Students with Disabilities - Accommodations and Accessibility
Johns Hopkins University values diversity and inclusion. We are committed to providing welcoming, equitable, and accessible educational experiences for all students. Students with disabilities (including those with psychological conditions, medical conditions and temporary disabilities) can request accommodations for this course by providing an Accommodation Letter issued by Student Disability Services (SDS). Please request accommodations for this course as early as possible to provide time for effective communication and arrangements.
For further information or to start the process of requesting accommodations, please contact Student Disability Services at Engineering for Professionals, ep-disability-svcs@jhu.edu.
Student Conduct Code
The fundamental purpose of the JHU regulation of student conduct is to promote and to protect the health, safety, welfare, property, and rights of all members of the University community as well as to promote the orderly operation of the University and to safeguard its property and facilities. As members of the University community, students accept certain responsibilities which support the educational mission and create an environment in which all students are afforded the same opportunity to succeed academically.
For a full description of the code please visit the following website: https://studentaffairs.jhu.edu/policies-guidelines/student-code/
Classroom Climate
JHU is committed to creating a classroom environment that values the diversity of experiences and perspectives that all students bring.

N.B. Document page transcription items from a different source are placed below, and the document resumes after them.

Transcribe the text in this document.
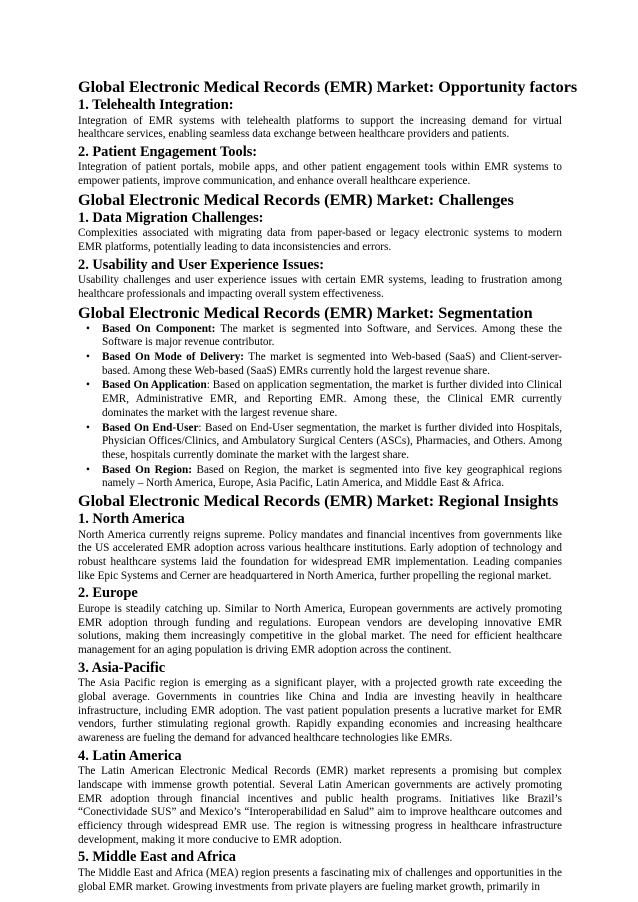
Global Electronic Medical Records (EMR) Market: Opportunity factors
1. Telehealth Integration:

Integration of EMR systems with telehealth platforms to support the increasing demand for virtual healthcare services, enabling seamless data exchange between healthcare providers and patients.

2. Patient Engagement Tools:

Integration of patient portals, mobile apps, and other patient engagement tools within EMR systems to empower patients, improve communication, and enhance overall healthcare experience.

Global Electronic Medical Records (EMR) Market: Challenges
1. Data Migration Challenges:

Complexities associated with migrating data from paper-based or legacy electronic systems to modern EMR platforms, potentially leading to data inconsistencies and errors.

2. Usability and User Experience Issues:

Usability challenges and user experience issues with certain EMR systems, leading to frustration among healthcare professionals and impacting overall system effectiveness.

Global Electronic Medical Records (EMR) Market: Segmentation
• Based On Component: The market is segmented into Software, and Services. Among these the Software is major revenue contributor.
• Based On Mode of Delivery: The market is segmented into Web-based (SaaS) and Client-server-based. Among these Web-based (SaaS) EMRs currently hold the largest revenue share.
• Based On Application: Based on application segmentation, the market is further divided into Clinical EMR, Administrative EMR, and Reporting EMR. Among these, the Clinical EMR currently dominates the market with the largest revenue share.
• Based On End-User: Based on End-User segmentation, the market is further divided into Hospitals, Physician Offices/Clinics, and Ambulatory Surgical Centers (ASCs), Pharmacies, and Others. Among these, hospitals currently dominate the market with the largest share.
• Based On Region: Based on Region, the market is segmented into five key geographical regions namely – North America, Europe, Asia Pacific, Latin America, and Middle East & Africa.
Global Electronic Medical Records (EMR) Market: Regional Insights
1. North America

North America currently reigns supreme. Policy mandates and financial incentives from governments like the US accelerated EMR adoption across various healthcare institutions. Early adoption of technology and robust healthcare systems laid the foundation for widespread EMR implementation. Leading companies like Epic Systems and Cerner are headquartered in North America, further propelling the regional market.

2. Europe

Europe is steadily catching up. Similar to North America, European governments are actively promoting EMR adoption through funding and regulations. European vendors are developing innovative EMR solutions, making them increasingly competitive in the global market. The need for efficient healthcare management for an aging population is driving EMR adoption across the continent.

3. Asia-Pacific

The Asia Pacific region is emerging as a significant player, with a projected growth rate exceeding the global average. Governments in countries like China and India are investing heavily in healthcare infrastructure, including EMR adoption. The vast patient population presents a lucrative market for EMR vendors, further stimulating regional growth. Rapidly expanding economies and increasing healthcare awareness are fueling the demand for advanced healthcare technologies like EMRs.

4. Latin America

The Latin American Electronic Medical Records (EMR) market represents a promising but complex landscape with immense growth potential. Several Latin American governments are actively promoting EMR adoption through financial incentives and public health programs. Initiatives like Brazil’s “Conectividade SUS” and Mexico’s “Interoperabilidad en Salud” aim to improve healthcare outcomes and efficiency through widespread EMR use. The region is witnessing progress in healthcare infrastructure development, making it more conducive to EMR adoption.

5. Middle East and Africa

The Middle East and Africa (MEA) region presents a fascinating mix of challenges and opportunities in the global EMR market. Growing investments from private players are fueling market growth, primarily in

Everyone has the right to be treated with dignity and respect. Fostering an inclusive climate is important. Research and experience show that students who interact with peers who are different from themselves learn new things and experience tangible educational outcomes. At no time in this learning process should someone be singled out or treated unequally on the basis of any seen or unseen part of their identity.
If you have concerns in this course about harassment, discrimination, or any unequal treatment, or if you seek accommodations or resources, please reach out to the course instructor directly. Reporting will never impact your course grade. You may also share concerns with your program chair, the Assistant Dean for Diversity and Inclusion, or the Office of Institutional Equity. In handling reports, people will protect your privacy as much as possible, but faculty and staff are required to officially report information for some cases (e.g. sexual harassment).
Course Auditing
When a student enrolls in an EP course with “audit” status, the student must reach an understanding with the instructor as to what is required to earn the “audit.” If the student does not meet those expectations, the instructor must notify the EP Registration Team [EP-Registration@exchange.johnshopkins.edu] in order for the student to be retroactively dropped or withdrawn from the course (depending on when the "audit" was requested and in accordance with EP registration deadlines). All lecture content will remain accessible to auditing students, but access to all other course material is left to the discretion of the instructor.